Я сам назвал бы этот шок шоком воспоминаний. И все из-за неотвязной мысли, что когда-то я уже видел нечто похожее. Первой и самой здравой мыслью была мысль об Али – хозяине лавчонки в Бельвиле (кальяны, специи, арабская чеканка); об Али и о брате Али – Акраме, с их вытатуированными ладонями. Но ее тотчас же пришлось отбросить: эскиз орнамента в ежедневнике был гораздо более прагматичным, чем ленивая и несколько рассеянная арабская вязь, чем странные символы табачного цвета, пережидающие полуденную жару на кистях арабов.
Более прагматичным, точнее формулировки не придумаешь. Все в этом орнаменте было подчинено одной-единственной неведомой мне цели, и я не стал бороться с искушением, я позволил листьям и стеблям обвить себя: должно быть, такое же чувство испытывал и мой дед, когда его кости отсырели, покрылись тонкой корой и выпустили первые побеги.
Коготок увяз – всей птичке пропасть, тогда еще я не думал о крапивниках.

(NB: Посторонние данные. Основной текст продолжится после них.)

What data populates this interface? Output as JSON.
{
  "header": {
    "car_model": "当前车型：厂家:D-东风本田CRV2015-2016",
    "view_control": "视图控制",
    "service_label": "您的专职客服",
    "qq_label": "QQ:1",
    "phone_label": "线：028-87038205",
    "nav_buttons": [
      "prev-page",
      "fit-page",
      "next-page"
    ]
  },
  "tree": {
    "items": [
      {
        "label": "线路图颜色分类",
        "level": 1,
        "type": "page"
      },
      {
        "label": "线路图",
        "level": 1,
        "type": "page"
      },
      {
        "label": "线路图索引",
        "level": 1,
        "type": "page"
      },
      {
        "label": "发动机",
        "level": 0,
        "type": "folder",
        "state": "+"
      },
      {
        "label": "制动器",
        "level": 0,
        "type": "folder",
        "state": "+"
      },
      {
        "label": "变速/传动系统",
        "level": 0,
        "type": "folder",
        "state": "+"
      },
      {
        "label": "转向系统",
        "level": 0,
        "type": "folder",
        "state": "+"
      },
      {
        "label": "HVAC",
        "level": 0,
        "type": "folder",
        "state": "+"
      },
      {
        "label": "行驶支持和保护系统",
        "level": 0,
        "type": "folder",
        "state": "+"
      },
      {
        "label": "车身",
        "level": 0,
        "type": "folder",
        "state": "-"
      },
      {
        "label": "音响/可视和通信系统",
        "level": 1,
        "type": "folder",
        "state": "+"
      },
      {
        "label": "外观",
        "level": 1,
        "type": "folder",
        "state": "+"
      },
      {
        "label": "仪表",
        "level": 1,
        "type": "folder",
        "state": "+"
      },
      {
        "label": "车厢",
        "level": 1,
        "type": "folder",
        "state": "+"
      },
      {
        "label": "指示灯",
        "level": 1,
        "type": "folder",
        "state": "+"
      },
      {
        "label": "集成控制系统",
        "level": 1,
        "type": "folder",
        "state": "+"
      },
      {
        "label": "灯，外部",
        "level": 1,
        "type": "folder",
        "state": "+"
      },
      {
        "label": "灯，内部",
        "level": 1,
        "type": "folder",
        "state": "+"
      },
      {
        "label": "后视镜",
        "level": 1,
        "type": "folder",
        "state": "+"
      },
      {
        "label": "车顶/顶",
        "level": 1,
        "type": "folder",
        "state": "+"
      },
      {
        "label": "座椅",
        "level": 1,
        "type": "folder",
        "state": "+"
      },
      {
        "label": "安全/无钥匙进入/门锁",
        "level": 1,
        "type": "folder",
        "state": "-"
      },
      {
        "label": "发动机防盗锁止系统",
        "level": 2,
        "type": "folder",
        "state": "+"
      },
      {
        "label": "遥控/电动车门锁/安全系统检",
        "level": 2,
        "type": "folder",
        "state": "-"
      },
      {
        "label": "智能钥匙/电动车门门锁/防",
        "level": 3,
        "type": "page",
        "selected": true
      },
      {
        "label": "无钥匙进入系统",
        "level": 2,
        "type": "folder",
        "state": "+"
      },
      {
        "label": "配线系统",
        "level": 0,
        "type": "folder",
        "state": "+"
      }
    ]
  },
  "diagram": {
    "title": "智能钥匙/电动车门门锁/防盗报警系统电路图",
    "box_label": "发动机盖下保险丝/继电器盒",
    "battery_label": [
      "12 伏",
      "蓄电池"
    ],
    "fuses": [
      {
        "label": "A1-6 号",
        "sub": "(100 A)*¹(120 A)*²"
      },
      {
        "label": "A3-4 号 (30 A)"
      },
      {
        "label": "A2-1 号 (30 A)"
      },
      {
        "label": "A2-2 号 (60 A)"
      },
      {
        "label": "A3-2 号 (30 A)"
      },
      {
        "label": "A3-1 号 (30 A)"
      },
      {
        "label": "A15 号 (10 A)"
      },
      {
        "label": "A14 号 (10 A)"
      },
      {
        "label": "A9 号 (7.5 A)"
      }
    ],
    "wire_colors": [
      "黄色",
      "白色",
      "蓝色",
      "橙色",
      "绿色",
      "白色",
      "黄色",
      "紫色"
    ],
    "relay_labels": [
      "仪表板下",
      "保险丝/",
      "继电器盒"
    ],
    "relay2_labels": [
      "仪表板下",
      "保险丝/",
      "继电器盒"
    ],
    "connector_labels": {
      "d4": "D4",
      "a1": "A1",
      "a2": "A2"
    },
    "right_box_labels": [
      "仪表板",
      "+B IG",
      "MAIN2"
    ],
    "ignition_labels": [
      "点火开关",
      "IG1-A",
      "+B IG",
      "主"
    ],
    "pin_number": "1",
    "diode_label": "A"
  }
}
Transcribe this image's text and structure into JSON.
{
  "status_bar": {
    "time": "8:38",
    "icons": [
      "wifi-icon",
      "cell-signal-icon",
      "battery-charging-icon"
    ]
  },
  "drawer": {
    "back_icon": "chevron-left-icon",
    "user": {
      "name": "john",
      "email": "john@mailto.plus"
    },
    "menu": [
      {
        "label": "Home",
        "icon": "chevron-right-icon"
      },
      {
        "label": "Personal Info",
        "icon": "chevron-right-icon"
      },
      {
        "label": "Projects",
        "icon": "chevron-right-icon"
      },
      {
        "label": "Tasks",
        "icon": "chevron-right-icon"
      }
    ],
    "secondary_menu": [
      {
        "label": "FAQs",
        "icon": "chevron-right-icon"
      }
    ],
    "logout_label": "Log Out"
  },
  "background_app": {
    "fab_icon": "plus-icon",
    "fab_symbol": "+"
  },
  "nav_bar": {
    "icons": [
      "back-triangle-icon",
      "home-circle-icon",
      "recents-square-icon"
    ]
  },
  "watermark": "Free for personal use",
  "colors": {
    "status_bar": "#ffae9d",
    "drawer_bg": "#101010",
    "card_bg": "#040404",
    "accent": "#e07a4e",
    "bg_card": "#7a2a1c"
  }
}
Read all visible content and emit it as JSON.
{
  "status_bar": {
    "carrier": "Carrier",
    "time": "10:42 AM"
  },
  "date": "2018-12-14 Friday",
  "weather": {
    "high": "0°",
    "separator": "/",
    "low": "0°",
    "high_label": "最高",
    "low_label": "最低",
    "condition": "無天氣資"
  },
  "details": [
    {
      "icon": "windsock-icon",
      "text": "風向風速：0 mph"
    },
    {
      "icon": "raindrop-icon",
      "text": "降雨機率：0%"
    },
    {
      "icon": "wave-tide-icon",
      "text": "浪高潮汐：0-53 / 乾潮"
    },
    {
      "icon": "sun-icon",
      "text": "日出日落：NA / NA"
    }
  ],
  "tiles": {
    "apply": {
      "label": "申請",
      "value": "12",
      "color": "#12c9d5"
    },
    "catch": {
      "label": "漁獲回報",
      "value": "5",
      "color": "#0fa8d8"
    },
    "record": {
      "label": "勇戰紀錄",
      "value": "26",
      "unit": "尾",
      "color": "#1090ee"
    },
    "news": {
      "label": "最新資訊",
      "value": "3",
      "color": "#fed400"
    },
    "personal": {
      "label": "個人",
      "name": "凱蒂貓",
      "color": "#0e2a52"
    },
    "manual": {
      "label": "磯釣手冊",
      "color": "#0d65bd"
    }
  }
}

Я позволил листьям и стеблям обвить себя – и сразу же оказался в самом центре спирали; или круга – движение стеблей, переходящих в листья, и листьев, переходящих в стебли, было круговым. Движение по кругу – вот что оказалось знакомым. Рептилии под стеклом, обрамленные дубовыми планками; рептилии, благополучно трансформировавшиеся в святого Мартина, – они тоже двигались по кругу. Движение прерывалось в одной точке, чтобы снова начаться. На картине этой точкой, началом и концом, служил безобидный альбом для рисования. С эскизом все обстояло иначе, проще и сложнее одновременно, лишь продравшись сквозь плотные заросли, я нашел-таки искомую точку, начало и конец. Началом и концом оказался человеческий череп, достаточно стилизованный, чтобы не отнестись к нему, как к мысли о бренности бытия. Но и череп не был главным.
Лягушка.
Лягушка, сидящая на черепе, поразила меня в самое сердце.
«Лягушку ты уже нашел», – сказала мне Анук, сидя на полу в «Monster Melodies». Я мог бы поклясться, что тогда, в середине мая, рисунка в ежедневнике не было и в помине. В нем не было ничего, кроме имени владельца на первой странице в правом углу – Thierry Francois. И единственной записи, пристегнутой к тринадцатому мая – Salamanca?.. И никакого наброска с лягушкой и черепом, еще тогда, в мае, я пролистал ежедневник до конца, восхитительно пустой ежедневник, ежедневник упущенных возможностей, бедняга Тьери!.. Никакого наброска с лягушкой, но Анук уже знала о нем. И что означает подпись под эскизом – plateresco? И не сама ли Анук…
От этого довольно заманчивого предположения я отказываюсь с трудом. Анук никогда не училась в школе, плевать ей было на школу, я не знаю даже, умеет ли она писать. Я не знаю даже о такой малости. Да и что бы мне дало это знание? Образец почерка Анук, не более. От мысли о почерке веет умопомрачительным межзвездным холодом: слово «plateresco» написано не Анук. Его написал тот самый человек, который пристроил вопросительный знак к Саламанке и вывел на первой странице: Thierry Francois.
Его написал сам Тьери Франсуа, все четыре слова абсолютно идентичны: решительное «s», невнятное «а», первые части слов выглядят бодрячками, тогда как последние явно подвержены меланхолии. Полный упадок сил.